Completing the latest round of tariffs pledged against China, the US Trade Representative announced on Tuesday (after the close of course) it will impose 25% tariffs on $16 billion-worth of Chinese imports starting August 23. The new round of tariffs completes Trump's previously disclosed threat to impose $50 billion of import taxes on Chinese goods. The first $34 billion-worth went into effect on July 6th.

According to the USTR statement, customs will collect duties on 279 product lines, down from 284 items on the initial list; as Bloomberg notes, this will be the second time the U.S. slaps duties on Chinese goods in about the past month, overruling complaints by American companies that such moves will raise business costs, tax US consumers and raise prices.

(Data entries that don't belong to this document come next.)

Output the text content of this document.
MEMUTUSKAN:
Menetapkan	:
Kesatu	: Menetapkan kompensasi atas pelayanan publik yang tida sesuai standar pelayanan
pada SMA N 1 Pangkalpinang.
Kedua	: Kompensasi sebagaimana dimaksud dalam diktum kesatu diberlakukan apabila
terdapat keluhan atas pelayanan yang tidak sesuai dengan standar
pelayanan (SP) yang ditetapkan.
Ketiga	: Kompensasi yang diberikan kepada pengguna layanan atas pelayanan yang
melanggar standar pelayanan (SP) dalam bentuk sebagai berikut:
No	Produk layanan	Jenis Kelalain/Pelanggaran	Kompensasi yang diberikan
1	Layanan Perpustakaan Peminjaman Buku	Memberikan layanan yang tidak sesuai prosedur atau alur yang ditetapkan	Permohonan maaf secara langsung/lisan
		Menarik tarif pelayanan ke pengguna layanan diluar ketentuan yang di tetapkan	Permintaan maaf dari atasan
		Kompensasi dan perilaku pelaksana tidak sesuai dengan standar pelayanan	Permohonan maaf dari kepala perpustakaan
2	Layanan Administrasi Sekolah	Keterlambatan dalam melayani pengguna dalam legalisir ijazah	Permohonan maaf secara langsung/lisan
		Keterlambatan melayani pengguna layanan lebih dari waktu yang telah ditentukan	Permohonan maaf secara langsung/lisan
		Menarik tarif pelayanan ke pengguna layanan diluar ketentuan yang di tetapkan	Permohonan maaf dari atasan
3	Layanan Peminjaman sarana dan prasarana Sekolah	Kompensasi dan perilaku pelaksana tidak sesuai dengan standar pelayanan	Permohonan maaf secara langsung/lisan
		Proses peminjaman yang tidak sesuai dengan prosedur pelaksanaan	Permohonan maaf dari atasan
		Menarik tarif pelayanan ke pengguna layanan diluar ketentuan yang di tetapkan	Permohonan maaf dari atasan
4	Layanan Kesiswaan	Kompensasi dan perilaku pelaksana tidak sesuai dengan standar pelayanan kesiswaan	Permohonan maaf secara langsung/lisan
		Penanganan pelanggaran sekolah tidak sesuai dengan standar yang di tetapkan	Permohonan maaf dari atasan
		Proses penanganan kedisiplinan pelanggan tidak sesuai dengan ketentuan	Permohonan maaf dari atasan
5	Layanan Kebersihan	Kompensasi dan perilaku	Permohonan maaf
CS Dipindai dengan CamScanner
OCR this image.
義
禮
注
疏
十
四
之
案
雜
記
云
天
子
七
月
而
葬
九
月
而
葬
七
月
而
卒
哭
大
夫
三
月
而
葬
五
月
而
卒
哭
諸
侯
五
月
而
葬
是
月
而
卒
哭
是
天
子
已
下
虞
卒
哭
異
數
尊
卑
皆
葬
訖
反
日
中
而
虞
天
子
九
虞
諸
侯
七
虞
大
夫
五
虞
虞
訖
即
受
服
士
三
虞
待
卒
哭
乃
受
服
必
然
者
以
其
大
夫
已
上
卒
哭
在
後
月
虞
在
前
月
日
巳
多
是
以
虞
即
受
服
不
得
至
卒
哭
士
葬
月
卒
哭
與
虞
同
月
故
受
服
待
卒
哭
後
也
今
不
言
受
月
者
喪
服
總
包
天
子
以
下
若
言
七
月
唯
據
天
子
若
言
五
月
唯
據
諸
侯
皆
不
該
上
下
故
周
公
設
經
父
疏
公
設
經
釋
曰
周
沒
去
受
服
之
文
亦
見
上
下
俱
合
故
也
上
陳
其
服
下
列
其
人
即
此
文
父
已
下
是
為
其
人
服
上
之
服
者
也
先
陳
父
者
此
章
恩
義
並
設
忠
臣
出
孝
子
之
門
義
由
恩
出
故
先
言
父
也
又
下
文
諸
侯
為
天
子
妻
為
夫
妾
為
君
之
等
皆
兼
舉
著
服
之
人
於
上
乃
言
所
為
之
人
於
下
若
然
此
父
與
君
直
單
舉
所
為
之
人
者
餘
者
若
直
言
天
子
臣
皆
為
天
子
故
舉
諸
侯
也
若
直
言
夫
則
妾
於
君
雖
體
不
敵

On July 6, the U.S. levied 25% duties on $34 billion in Chinese goods prompting swift in-kind retaliation from Beijing.

Of course, China will immediately retaliate, having vowed before to strike back again, dollar-for-dollar, on the $16 billion tranche.

The biggest question is whether there will be a far bigger tariff in the near future: as a reminder, the USTR is currently also reviewing 10% tariffs on a further $200 billion in Chinese imports, and may even raise the rate to 25%. Those tariffs could be implemented after a comment period ends on Sept. 5. President Donald Trump has suggested he may tax effectively all imports of Chinese goods, which reached more than $500 billion last year.

Over the weekend, Trump boasted that he has the upper hand in the trade war, while Beijing responded through state media by saying it was ready to endure the economic fallout. Judging by the US stock market, which has risen by $1.3 trillion since Trump launched his trade war with China, which has crushed the Shanghai Composite, whose recent drop into a bear market has been duly noted by Trump, the US president is certainly ahead now, even if the market's inability, or unwillingness, to push US stocks lower has led many traders and analysts to scratch their heads.